In Connecticut, the teachers union filed a grievance demanding pay for an extra two minutes a week that the union claimed teachers worked. In Pennsylvania, a grievance was filed because coffee and doughnuts were not provided during a teacher training day. Jaime Escalante, a teacher whose extraordinary success in teaching calculus to inner-city Hispanics resulted in a Hollywood movie, was run out of his California school district by the teachers union. Escalante, it seems, violated union rules by complaining about teachers who used the teachers' lounge as a real estate office and called in sick to extend their weekends. A high school principal who requested that teachers write daily objectives on the classroom board was denounced by the union as a "draconian zealot."
Meanwhile, kids aren't learning. The vocabulary of the average American 14-year-old has dropped from 25,000 words to 10,000. San Francisco Examiner reporter Emily Gurnon asked teen-agers to identify the country from which America won its independence. Among the answers: "Japan or something, China. Somewhere out there on the other side of the world." "It wouldn't be Canada, would it?" "I don't know; I don't even, like, have a clue." "I want to say Korea. I'm tripping."
Brimelow next introduces the teachers. Sara Boyd, a recipient of many awards and accolades during her teaching career, experienced difficulty passing a mathematics competency test. She sued the state of California, claiming the test was racially discriminatory. But at her deposition she was unable to answer the question: "What percent of 80 is 8?"

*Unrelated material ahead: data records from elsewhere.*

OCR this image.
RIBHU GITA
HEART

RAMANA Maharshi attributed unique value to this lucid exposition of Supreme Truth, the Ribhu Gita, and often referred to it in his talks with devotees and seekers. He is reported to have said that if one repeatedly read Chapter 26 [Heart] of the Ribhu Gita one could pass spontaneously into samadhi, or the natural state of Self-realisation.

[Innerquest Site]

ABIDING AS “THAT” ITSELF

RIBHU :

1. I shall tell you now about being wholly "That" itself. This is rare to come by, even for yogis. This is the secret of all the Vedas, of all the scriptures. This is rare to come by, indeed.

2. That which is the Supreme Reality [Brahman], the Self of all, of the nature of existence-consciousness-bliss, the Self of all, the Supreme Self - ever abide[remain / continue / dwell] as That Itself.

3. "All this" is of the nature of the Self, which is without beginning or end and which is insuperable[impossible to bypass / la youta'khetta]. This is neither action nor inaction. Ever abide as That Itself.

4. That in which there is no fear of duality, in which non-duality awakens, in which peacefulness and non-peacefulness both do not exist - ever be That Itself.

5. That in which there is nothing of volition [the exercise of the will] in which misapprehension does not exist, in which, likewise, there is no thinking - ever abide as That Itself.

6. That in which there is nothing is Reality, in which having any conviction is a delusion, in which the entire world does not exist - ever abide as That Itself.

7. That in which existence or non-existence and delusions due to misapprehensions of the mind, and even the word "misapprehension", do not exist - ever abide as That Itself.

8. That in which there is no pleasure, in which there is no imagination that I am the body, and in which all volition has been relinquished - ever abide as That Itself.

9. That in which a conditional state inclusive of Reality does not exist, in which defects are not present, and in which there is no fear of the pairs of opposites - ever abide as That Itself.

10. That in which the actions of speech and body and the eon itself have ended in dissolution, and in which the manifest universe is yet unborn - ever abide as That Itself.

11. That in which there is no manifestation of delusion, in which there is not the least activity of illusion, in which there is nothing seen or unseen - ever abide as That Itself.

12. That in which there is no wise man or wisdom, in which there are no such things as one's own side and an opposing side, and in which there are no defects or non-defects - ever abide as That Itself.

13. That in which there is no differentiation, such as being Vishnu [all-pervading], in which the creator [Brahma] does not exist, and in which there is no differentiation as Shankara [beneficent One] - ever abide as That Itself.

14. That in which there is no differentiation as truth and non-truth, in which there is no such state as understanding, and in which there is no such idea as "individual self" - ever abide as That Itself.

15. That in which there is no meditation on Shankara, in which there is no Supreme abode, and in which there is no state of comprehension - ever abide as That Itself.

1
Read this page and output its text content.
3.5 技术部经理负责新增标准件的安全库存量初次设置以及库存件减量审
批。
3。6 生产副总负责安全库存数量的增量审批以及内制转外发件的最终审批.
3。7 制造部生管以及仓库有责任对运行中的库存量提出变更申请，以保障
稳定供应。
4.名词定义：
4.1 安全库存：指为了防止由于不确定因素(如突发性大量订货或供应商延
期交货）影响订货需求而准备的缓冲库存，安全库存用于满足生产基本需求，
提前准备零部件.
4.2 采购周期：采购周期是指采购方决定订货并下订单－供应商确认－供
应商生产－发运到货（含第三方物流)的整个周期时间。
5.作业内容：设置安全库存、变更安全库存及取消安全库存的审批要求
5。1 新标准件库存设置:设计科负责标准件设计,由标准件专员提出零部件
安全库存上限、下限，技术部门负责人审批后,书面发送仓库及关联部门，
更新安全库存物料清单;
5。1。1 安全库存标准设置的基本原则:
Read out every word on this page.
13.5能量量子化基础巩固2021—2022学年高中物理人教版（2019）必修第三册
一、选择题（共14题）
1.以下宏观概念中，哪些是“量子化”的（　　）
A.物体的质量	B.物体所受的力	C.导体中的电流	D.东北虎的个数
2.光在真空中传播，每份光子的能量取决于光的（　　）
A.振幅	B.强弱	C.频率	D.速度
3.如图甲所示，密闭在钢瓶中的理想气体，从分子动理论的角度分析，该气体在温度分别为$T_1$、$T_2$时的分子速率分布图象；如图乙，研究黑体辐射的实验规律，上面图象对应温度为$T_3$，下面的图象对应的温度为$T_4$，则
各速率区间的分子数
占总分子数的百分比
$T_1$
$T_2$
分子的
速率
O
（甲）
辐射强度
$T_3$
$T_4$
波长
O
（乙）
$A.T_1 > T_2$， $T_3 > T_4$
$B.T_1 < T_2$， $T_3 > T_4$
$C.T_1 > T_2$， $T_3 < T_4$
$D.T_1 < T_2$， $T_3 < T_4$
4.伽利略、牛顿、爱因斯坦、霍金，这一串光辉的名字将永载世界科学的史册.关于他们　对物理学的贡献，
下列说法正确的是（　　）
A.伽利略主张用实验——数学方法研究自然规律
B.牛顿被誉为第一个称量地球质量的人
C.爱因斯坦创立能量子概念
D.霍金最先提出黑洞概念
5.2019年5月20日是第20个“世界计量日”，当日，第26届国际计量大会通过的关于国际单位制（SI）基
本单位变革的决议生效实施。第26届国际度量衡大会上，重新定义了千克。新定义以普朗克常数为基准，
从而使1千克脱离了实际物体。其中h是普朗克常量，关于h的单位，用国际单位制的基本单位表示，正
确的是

Teachers can't teach because the union won't let them. Perhaps it is just as well. Here are some course listings in the education department at the University of Massachusetts: Embracing Diversity, Diversity and Change, Oppression and Education, Introduction to Multicultural Education, Black Identity, Classism, Racism, Sexism, Lesbian/Gay/Bisexual Oppression, Jewish Oppression, Oppression of the Disabled, Erroneous Beliefs.